Food airdropped in marooned villages in AP

Situation grim in Konaseema; Kiran asks District Collectors to get cracking

July 22, 2013 02:23 am | Updated November 16, 2021 08:55 pm IST - HYDERABAD

People being shifted in boats to safer places from inundated areas of InavelliLanka village in the Konaseema region of East Godavari district on Sunday. Photo: S. Ram Babu

People being shifted in boats to safer places from inundated areas of InavelliLanka village in the Konaseema region of East Godavari district on Sunday. Photo: S. Ram Babu

Four Army helicopters made sorties throughout the day on Sunday airdropping food and water packets for people in hundreds of marooned villages in Khammam, East Godavari and West Godavari districts, as the government stepped up relief work amidst complaints against non-response from officials.

One chopper flew over Konaseema, the estuary of the Godavari, where nearly 100 island habitations remained cut off for the second consecutive day. People in some of these ‘lanka’ villages had to go without food and drinking water and power supply.

Relief camps

Thirty more relief camps were opened in addition to the existing 70 even as 10 more units of the National Disaster Response Force were pressed into service, each equipped with boats. A fresh low pressure system, aided by an upper circulation trough extending up to Tamil Nadu, has been reported but the State did not receive heavy rains during the day.

There was some respite as the Godavari receded throughout its stretch in North Telangana and was flowing at 55 ft mark at Bhadrachalam in the evening, though water-logging continued in some areas. The level is expected to drop further on Monday. The situation, however, remained grim in Konaseema where water encircled more island villages when the outflow from the Dowleswaram anicut reached a whopping 18 lakh cusecs.

As the government machinery could not reach many of these villages, locals organised country boats to transport food and water to these villages.
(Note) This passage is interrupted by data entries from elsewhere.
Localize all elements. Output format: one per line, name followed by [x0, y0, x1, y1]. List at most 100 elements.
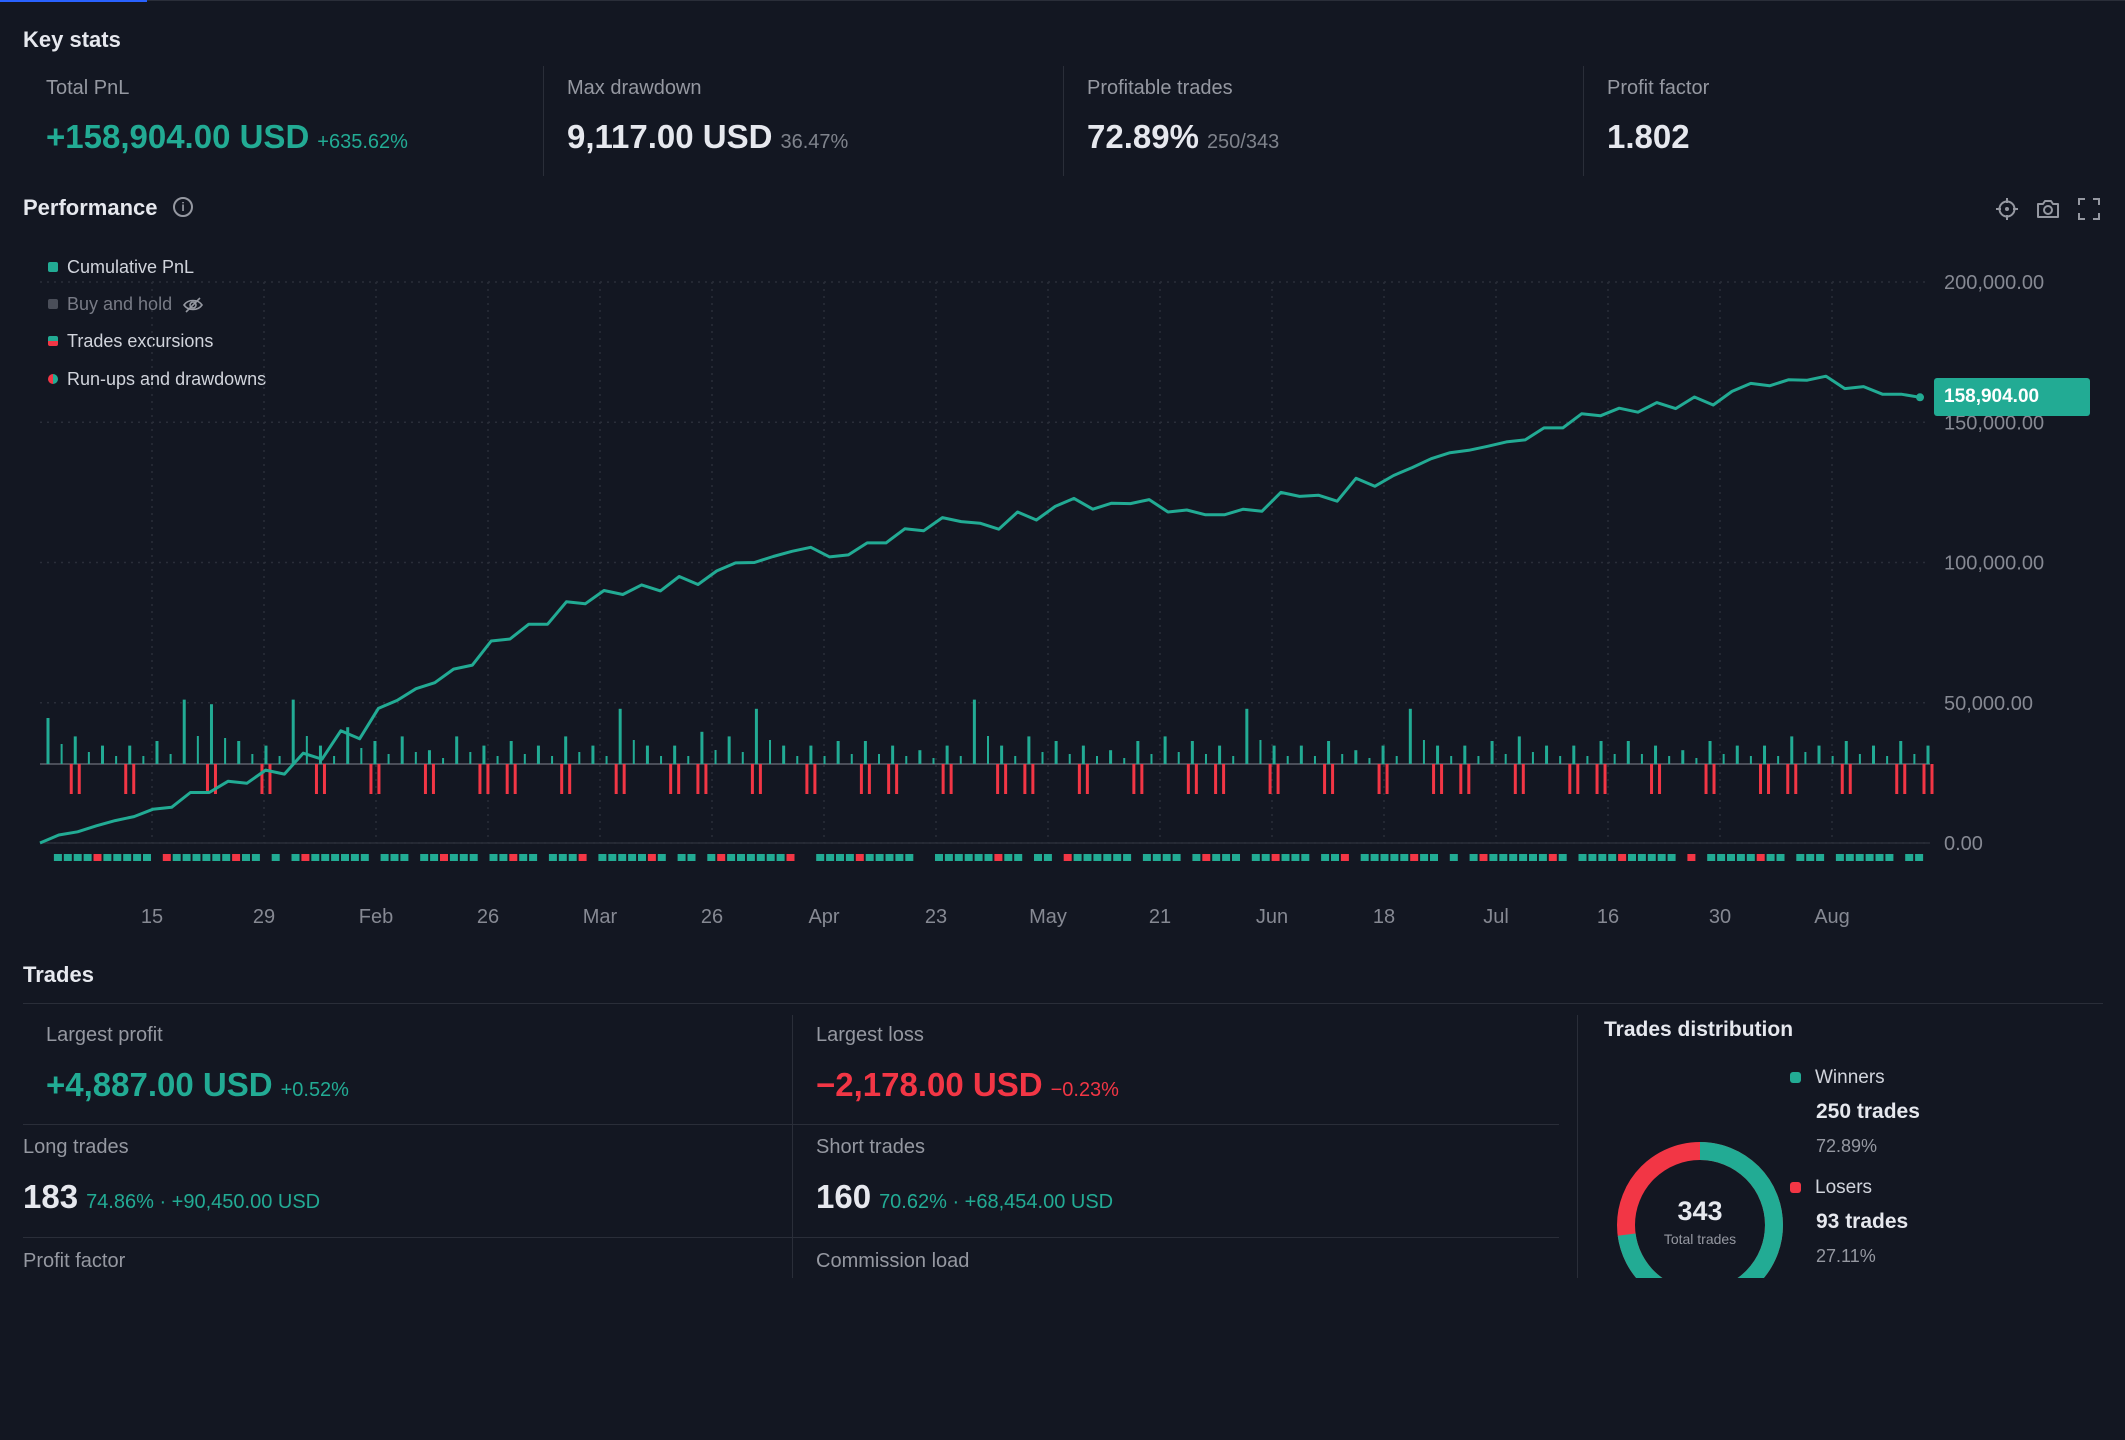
run-up-drawdown-marker — [746, 854, 755, 861]
run-up-drawdown-marker — [1578, 854, 1587, 861]
x-tick-label: Jul — [1483, 906, 1509, 928]
run-up-drawdown-marker — [1796, 854, 1805, 861]
cell-value: +4,887.00 USD — [46, 1066, 273, 1103]
x-tick-label: Aug — [1814, 906, 1850, 928]
run-up-drawdown-marker — [1152, 854, 1161, 861]
legend-item-cumulative-pnl[interactable]: Cumulative PnL — [48, 257, 194, 278]
run-up-drawdown-marker — [301, 854, 310, 861]
eye-hidden-icon[interactable] — [182, 296, 204, 314]
run-up-drawdown-marker — [1281, 854, 1290, 861]
row-divider — [23, 1124, 1559, 1125]
run-up-drawdown-marker — [509, 854, 518, 861]
run-up-drawdown-marker — [93, 854, 102, 861]
run-up-drawdown-marker — [836, 854, 844, 861]
run-up-drawdown-marker — [400, 854, 409, 861]
legend-label: Run-ups and drawdowns — [67, 369, 267, 389]
run-up-drawdown-marker — [1845, 854, 1854, 861]
performance-chart[interactable]: 200,000.00 150,000.00 100,000.00 50,000.00 0… — [0, 240, 2125, 940]
run-up-drawdown-marker — [677, 854, 686, 861]
run-up-drawdown-marker — [1400, 854, 1409, 861]
distribution-count: 93 trades — [1816, 1210, 1909, 1233]
run-up-drawdown-marker — [123, 854, 132, 861]
run-up-drawdown-marker — [182, 854, 191, 861]
cell-long-trades: Long trades 183 74.86% · +90,450.00 USD — [23, 1125, 793, 1237]
run-up-drawdown-marker — [350, 854, 359, 861]
legend-label: Buy and hold — [67, 294, 173, 314]
run-up-drawdown-marker — [1014, 854, 1023, 861]
run-up-drawdown-marker — [1489, 854, 1498, 861]
run-up-drawdown-marker — [1410, 854, 1419, 861]
cell-value-row: −2,178.00 USD −0.23% — [816, 1066, 1119, 1104]
run-up-drawdown-marker — [1370, 854, 1379, 861]
total-trades-label: Total trades — [1663, 1231, 1737, 1247]
run-up-drawdown-marker — [1113, 854, 1122, 861]
run-up-drawdown-marker — [1340, 854, 1349, 861]
x-tick-label: 18 — [1373, 906, 1395, 928]
cell-value: 183 — [23, 1178, 79, 1215]
run-up-drawdown-marker — [499, 854, 508, 861]
total-trades-count: 343 — [1677, 1196, 1723, 1226]
run-up-drawdown-marker — [1103, 854, 1112, 861]
run-up-drawdown-marker — [390, 854, 399, 861]
fullscreen-icon[interactable] — [2076, 196, 2102, 222]
run-up-drawdown-marker — [242, 854, 250, 861]
legend-item-trades-excursions[interactable]: Trades excursions — [48, 331, 213, 352]
cell-value: 160 — [816, 1178, 872, 1215]
legend-item-run-ups-and-drawdowns[interactable]: Run-ups and drawdowns — [48, 369, 266, 390]
stat-value-row: 9,117.00 USD 36.47% — [567, 118, 848, 156]
cell-sub: +0.52% — [280, 1079, 349, 1101]
run-up-drawdown-marker — [251, 854, 260, 861]
run-up-drawdown-marker — [1142, 854, 1151, 861]
cell-largest-loss: Largest loss −2,178.00 USD −0.23% — [793, 1015, 1559, 1125]
run-up-drawdown-marker — [1538, 854, 1547, 861]
run-up-drawdown-marker — [271, 854, 280, 861]
run-up-drawdown-marker — [1727, 854, 1735, 861]
y-tick-label: 50,000.00 — [1944, 693, 2033, 715]
stat-max-drawdown: Max drawdown 9,117.00 USD 36.47% — [544, 66, 1064, 176]
run-up-drawdown-marker — [1806, 854, 1815, 861]
run-up-drawdown-marker — [1855, 854, 1864, 861]
legend-label: Cumulative PnL — [67, 257, 195, 277]
run-up-drawdown-marker — [1073, 854, 1082, 861]
x-axis-labels: 15 29 Feb 26 Mar 26 Apr 23 May 21 Jun 18 Jul 16 30 Aug — [141, 906, 1850, 928]
run-up-drawdown-marker — [1736, 854, 1745, 861]
info-icon[interactable]: i — [173, 197, 193, 217]
column-divider — [792, 1015, 793, 1278]
x-tick-label: 23 — [925, 906, 947, 928]
run-up-drawdown-marker — [1667, 854, 1676, 861]
stat-value: +158,904.00 USD — [46, 118, 310, 155]
run-up-drawdown-marker — [944, 854, 953, 861]
stat-divider — [543, 66, 544, 176]
run-up-drawdown-marker — [430, 854, 439, 861]
stat-value-row: +158,904.00 USD +635.62% — [46, 118, 408, 156]
y-tick-label: 150,000.00 — [1944, 412, 2044, 434]
run-up-drawdown-marker — [63, 854, 72, 861]
run-up-drawdown-marker — [1162, 854, 1171, 861]
run-up-drawdown-marker — [1043, 854, 1052, 861]
x-tick-label: May — [1029, 906, 1067, 928]
camera-icon[interactable] — [2035, 196, 2061, 222]
legend-item-buy-and-hold[interactable]: Buy and hold — [48, 294, 204, 315]
run-up-drawdown-marker — [776, 854, 785, 861]
run-up-drawdown-marker — [529, 854, 538, 861]
run-up-drawdown-strip — [53, 854, 1924, 861]
x-tick-label: 30 — [1709, 906, 1731, 928]
run-up-drawdown-marker — [1222, 854, 1231, 861]
crosshair-icon[interactable] — [1994, 196, 2020, 222]
run-up-drawdown-marker — [291, 854, 300, 861]
legend-label: Trades excursions — [67, 331, 214, 351]
trades-title: Trades — [23, 962, 94, 987]
run-up-drawdown-marker — [737, 854, 745, 861]
cell-label: Largest profit — [46, 1024, 163, 1046]
cell-value-row: 160 70.62% · +68,454.00 USD — [816, 1178, 1113, 1216]
run-up-drawdown-marker — [845, 854, 854, 861]
run-up-drawdown-marker — [905, 854, 914, 861]
run-up-drawdown-marker — [1390, 854, 1399, 861]
run-up-drawdown-marker — [311, 854, 320, 861]
run-up-drawdown-marker — [1885, 854, 1894, 861]
run-up-drawdown-marker — [1301, 854, 1310, 861]
run-up-drawdown-marker — [1618, 854, 1627, 861]
run-up-drawdown-marker — [1192, 854, 1201, 861]
empty-area — [0, 1278, 2125, 1440]
cell-sub: 70.62% · +68,454.00 USD — [879, 1191, 1114, 1213]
The Krishna delta is expected to get some relief as 80,000 cusecs of water released from Almatti flowed into the Jurala project. Water was released into both canals of the project and all the six units of its powerhouse pressed into service. As Jurala’s gates are expected to open once the reservoir was full, the Srisailam project will receive inflows soon.

Chief Minister N. Kiran Kumar Reddy, who reviewed the situation with Chief Secretary P. K. Mohanty and other senior officials, asked the Collectors of Adilabad, Nizamabad, Warangal, Khammam, East Godavari and West Godavari districts not to give scope for complacency as the spell of rains did not end yet.

The Collectors were asked to undertake relief work on war-footing.

Mr. Reddy noted that the loss of life and property was at a minimum due to alert sounded to the districts and precautionary steps taken.